Bem, por alguma razão as obras
que toda a gente refere do Dostoiévski são o “Crime e Castigo” e “Os Irmãos
Karamázov”. Vou dar-lhe uma segunda oportunidade no futuro. O sucesso de um
livro também depende em larga parte da predisposição do leitor. Por isso, penso
que simplesmente esta não foi a melhor altura para ler este livro.
No entanto, esta pequena desilusão foi rapidamente esquecida com a leitura de “Fiela’s child” da Dalene Matthee, uma escritora sul-africana que traduziu o seu próprio livro do original em afrikaans para inglês. Devo dizer que já há muito tempo que não me sentia tão envolvida com uma leitura. Como disse acima, o sucesso de um livro depende em larga escala do leitor e das coisas com as quais este se identifica. E eu sou mãe, por isso compreendi bem o desespero de uma mãe a quem é retirado um filho, a procura incessante, as portas que se fecham por preconceito, mas que não são suficientes para levar à desistência ou conformidade.
Sem querer contar muito da
história porque vale a pena a surpresa, posso adiantar que a ação se passa na
África do Sul na segunda metade do século XIX, mas poderia muito bem passar-se
nos dias de hoje. Uma criança perde-se na floresta, uma criança é achada do
outro lado da montanha onde é criada até aos 10 anos e depois arrancada da
única família que conhece e devolvida aos supostos pais biológicos. A nova
família é composta por estranhos, vivendo uma realidade social completamente
diferente, num clima completamente diferente. Nada faz sentido: os hábitos, a
alimentação, as prioridades, os medos, as relações de poder e hierarquia
familiar. E nem mesmo o passar dos anos,
nem a convivência e consequente aceitação do outro, consegue atenuar o
sentimento de identidade perdida. É mesmo lindo. Claro que toda a história está
construída para torcermos pela mãe negra, que é uma mulher forte e trabalhadora
que tudo faz pelo bem dos filhos, enquanto a família branca é regida por um pai
preguiçoso, uma espécie de chico-esperto sempre a inventar esquemas para levar
a melhor sem muito esforço. Mas não é um argumento forçado. Gostei tanto que já
encomendei outro livro da mesma autora.
Entretanto, não consegui esperar mais, e fui acabar de ler a saga dos inspetores criminais Pia Sander e Oliver von Bodenstein, de que já falei aqui. O último livro da coleção chama-se Muttertag e encerra uma série de pontas soltas deixadas em volumes anteriores. Li esta coleção no original com gosto, especialmente para praticar a leitura em alemão, e tenho pena de ter chegado ao fim. Mas já disse isto no Clube de Leitura de maio sobre outro livro, e a minha querida Nele que me perdoe, mas se em vez de 550 páginas o livro tivesse apenas 350, acho que ganharia na fluidez narrativa. As últimas 100 páginas são extraordinárias e lêem-se num ápice, com acontecimentos surpreendentes a cada instante. Ainda o leitor não recuperou de um primeiro choque e já está a acontecer outra coisa que vai mudar tudo. Muito fixe.

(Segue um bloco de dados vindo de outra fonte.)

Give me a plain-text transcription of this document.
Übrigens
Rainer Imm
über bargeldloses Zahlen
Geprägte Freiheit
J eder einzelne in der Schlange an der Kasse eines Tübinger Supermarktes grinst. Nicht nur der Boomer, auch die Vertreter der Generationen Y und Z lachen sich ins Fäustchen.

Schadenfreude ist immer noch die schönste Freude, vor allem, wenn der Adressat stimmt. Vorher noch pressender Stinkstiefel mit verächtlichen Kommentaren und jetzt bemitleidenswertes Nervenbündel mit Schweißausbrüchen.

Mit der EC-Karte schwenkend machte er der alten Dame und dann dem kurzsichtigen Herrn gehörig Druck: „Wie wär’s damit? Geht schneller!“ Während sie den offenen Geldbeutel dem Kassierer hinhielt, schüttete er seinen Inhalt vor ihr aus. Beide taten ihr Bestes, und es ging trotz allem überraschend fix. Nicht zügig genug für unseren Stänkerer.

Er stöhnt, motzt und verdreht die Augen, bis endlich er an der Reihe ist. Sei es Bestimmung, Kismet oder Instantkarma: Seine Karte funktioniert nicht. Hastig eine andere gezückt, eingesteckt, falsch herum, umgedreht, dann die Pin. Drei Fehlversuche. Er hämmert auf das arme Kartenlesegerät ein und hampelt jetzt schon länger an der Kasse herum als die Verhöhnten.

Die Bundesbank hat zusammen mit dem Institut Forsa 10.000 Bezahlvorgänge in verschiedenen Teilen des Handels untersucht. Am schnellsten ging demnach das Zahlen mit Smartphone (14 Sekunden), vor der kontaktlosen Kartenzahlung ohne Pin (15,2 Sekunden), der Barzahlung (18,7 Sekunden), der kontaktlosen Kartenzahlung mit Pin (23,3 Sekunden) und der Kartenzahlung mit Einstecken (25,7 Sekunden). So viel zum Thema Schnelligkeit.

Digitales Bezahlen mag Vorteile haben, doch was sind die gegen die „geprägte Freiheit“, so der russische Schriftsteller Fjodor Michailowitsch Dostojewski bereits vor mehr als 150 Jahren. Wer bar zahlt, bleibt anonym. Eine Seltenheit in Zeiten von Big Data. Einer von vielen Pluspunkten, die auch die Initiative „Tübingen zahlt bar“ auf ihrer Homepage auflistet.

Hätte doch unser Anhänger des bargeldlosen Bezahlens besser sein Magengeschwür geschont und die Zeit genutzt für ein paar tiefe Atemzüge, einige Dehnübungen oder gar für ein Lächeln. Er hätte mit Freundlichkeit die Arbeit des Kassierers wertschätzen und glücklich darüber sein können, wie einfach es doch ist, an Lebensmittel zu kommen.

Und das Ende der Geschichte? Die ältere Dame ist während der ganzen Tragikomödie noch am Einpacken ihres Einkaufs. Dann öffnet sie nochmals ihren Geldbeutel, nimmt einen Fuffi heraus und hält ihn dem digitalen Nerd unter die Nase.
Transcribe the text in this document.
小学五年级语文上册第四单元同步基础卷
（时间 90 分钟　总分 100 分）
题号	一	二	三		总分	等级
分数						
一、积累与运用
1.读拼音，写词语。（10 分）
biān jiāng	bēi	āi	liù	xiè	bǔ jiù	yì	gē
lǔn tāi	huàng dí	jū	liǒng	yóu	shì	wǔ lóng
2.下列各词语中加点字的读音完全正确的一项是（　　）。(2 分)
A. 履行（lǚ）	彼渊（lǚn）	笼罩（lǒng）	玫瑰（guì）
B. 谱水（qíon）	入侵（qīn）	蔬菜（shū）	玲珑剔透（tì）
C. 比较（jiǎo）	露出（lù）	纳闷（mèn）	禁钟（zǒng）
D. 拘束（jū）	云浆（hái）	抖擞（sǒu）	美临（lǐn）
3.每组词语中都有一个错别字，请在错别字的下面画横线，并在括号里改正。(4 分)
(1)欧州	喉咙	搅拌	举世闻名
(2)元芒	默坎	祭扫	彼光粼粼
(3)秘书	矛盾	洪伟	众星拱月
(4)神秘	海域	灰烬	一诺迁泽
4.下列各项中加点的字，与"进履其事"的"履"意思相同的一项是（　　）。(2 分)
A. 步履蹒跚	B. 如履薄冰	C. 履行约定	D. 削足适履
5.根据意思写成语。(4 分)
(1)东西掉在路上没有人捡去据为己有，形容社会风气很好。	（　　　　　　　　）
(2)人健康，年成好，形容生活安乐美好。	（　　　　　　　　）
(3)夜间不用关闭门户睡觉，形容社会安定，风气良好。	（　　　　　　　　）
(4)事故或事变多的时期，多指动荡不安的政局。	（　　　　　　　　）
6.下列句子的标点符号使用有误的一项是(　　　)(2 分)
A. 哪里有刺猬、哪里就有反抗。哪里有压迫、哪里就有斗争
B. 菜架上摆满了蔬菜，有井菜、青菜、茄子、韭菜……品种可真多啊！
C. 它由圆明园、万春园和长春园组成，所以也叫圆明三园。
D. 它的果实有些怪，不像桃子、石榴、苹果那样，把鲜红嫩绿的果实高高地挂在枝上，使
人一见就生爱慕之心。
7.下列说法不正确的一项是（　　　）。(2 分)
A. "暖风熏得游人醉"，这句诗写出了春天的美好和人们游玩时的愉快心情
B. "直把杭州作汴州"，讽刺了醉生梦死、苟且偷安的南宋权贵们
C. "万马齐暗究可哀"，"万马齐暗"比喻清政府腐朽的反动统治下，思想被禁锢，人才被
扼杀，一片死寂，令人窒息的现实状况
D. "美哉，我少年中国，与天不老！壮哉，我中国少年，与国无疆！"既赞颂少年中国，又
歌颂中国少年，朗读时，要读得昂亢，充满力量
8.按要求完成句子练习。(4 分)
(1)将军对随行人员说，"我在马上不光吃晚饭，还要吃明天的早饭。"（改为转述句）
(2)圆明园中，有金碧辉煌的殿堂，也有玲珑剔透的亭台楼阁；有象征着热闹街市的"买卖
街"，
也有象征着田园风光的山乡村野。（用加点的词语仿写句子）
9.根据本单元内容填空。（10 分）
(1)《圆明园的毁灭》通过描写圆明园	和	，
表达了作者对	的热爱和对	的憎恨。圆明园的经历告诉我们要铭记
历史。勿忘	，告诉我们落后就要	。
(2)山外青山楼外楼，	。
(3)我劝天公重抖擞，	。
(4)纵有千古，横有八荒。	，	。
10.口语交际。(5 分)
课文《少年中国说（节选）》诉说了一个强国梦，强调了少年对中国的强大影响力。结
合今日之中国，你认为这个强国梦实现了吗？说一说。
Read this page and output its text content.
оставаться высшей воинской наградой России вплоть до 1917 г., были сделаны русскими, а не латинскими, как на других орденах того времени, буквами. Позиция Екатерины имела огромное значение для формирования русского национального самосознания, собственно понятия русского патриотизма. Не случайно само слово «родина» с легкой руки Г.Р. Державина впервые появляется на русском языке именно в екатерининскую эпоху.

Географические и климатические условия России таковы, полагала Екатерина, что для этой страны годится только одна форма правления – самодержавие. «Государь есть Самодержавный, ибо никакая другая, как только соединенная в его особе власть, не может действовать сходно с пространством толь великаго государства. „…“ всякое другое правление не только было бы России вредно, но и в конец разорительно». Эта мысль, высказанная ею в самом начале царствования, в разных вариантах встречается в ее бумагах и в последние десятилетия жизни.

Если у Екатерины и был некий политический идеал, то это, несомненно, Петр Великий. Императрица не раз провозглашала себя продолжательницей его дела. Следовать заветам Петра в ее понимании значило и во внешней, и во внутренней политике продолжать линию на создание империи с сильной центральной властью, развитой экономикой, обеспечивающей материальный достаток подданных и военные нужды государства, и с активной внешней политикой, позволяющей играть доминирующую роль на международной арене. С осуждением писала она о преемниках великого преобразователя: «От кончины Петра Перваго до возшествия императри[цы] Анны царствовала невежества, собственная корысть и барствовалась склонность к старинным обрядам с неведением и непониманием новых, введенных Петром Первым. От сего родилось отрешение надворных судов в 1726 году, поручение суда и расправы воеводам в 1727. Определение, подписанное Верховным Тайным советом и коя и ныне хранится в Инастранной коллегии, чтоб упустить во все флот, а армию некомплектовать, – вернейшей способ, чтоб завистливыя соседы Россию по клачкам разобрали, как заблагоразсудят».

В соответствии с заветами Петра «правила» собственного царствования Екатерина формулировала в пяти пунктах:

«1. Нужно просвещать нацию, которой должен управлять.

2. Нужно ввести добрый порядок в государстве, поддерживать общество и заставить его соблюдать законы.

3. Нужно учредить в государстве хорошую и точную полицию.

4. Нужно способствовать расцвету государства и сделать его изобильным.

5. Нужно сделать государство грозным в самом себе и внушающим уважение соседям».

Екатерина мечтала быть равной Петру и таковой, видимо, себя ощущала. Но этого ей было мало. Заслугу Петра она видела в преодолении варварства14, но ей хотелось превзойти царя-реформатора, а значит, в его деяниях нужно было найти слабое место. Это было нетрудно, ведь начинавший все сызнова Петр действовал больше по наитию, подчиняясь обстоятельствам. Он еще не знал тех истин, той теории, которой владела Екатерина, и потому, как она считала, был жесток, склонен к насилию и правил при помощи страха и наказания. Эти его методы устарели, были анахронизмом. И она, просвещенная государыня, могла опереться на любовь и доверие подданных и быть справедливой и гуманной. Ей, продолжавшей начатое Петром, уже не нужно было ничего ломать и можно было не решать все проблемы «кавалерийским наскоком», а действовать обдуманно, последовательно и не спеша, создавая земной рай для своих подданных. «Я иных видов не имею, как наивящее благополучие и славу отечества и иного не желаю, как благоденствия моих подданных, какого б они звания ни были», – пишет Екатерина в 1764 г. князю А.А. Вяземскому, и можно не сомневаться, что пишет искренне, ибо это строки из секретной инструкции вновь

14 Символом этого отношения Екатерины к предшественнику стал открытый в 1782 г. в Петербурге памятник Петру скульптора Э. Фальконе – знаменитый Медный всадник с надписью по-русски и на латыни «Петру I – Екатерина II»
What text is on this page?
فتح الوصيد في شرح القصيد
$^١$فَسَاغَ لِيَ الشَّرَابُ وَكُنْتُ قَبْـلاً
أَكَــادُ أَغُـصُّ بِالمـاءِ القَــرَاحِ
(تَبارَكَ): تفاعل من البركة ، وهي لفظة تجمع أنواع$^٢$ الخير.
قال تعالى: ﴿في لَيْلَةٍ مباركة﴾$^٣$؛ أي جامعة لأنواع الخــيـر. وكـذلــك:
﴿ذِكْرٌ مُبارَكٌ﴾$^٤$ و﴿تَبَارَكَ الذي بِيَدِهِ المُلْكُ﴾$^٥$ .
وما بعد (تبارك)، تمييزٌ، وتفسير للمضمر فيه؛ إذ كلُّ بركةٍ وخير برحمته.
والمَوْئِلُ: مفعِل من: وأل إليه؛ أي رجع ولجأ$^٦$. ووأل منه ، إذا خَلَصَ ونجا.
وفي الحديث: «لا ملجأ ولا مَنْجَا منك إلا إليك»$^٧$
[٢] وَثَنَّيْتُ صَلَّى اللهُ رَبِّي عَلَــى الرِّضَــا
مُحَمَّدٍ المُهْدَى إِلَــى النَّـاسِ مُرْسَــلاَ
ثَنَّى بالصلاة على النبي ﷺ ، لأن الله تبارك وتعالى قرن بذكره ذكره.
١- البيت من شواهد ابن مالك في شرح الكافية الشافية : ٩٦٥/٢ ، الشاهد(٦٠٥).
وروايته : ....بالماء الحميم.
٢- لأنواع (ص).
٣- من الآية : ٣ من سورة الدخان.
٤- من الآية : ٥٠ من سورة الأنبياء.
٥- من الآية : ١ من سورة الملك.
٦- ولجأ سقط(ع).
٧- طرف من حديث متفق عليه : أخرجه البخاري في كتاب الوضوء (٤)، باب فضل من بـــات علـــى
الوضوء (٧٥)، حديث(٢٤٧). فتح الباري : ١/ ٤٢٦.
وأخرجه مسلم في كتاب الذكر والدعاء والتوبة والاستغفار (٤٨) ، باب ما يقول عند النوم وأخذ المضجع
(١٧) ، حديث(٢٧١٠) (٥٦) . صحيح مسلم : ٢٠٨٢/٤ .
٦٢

Pode ser que ainda saia outro
volume no futuro, afinal, ninguém importante morre, nem há uma despedida
definitiva. Vamos ver. Entretanto já estão a decorrer as gravações que
transformam o livro em filme. Aliás, todos os livros da série são adaptados
para televisão. O próximo vai passar no canal ZDF no início de 2022. Can’t wait!
Terminei o mês de junho com o livro “Promise me you’ll shot yourself — The downfall of ordinary Germans in 1945” de Florian Huber. Li a versão inglesa porque o meu parceiro de leituras também o queria ler e nós temos um entendimento: nem eu encomendo livros em alemão que ele queira ler, nem ele encomenda livros em francês que queira eu.
Não é um romance, é mais uma
descrição do estado de espírito dos alemães a seguir à capitulação. A estrutura
do livro é um pouco confusa com uma primeira parte a descrever uma série de
suicídios na cidade de Demmin; uma segunda a provar que o que aconteceu em
Demmin acabou por acontecer em toda a Alemanha; uma terceira a justificar o
fascínio por Hitler e o orgulho recuperado após a humilhação imposta pelo
Tratado de Versalhes, o fracasso da República de Weimar e depressão económica
de 1930; e uma quarta e última parte com considerações sobre os acontecimentos.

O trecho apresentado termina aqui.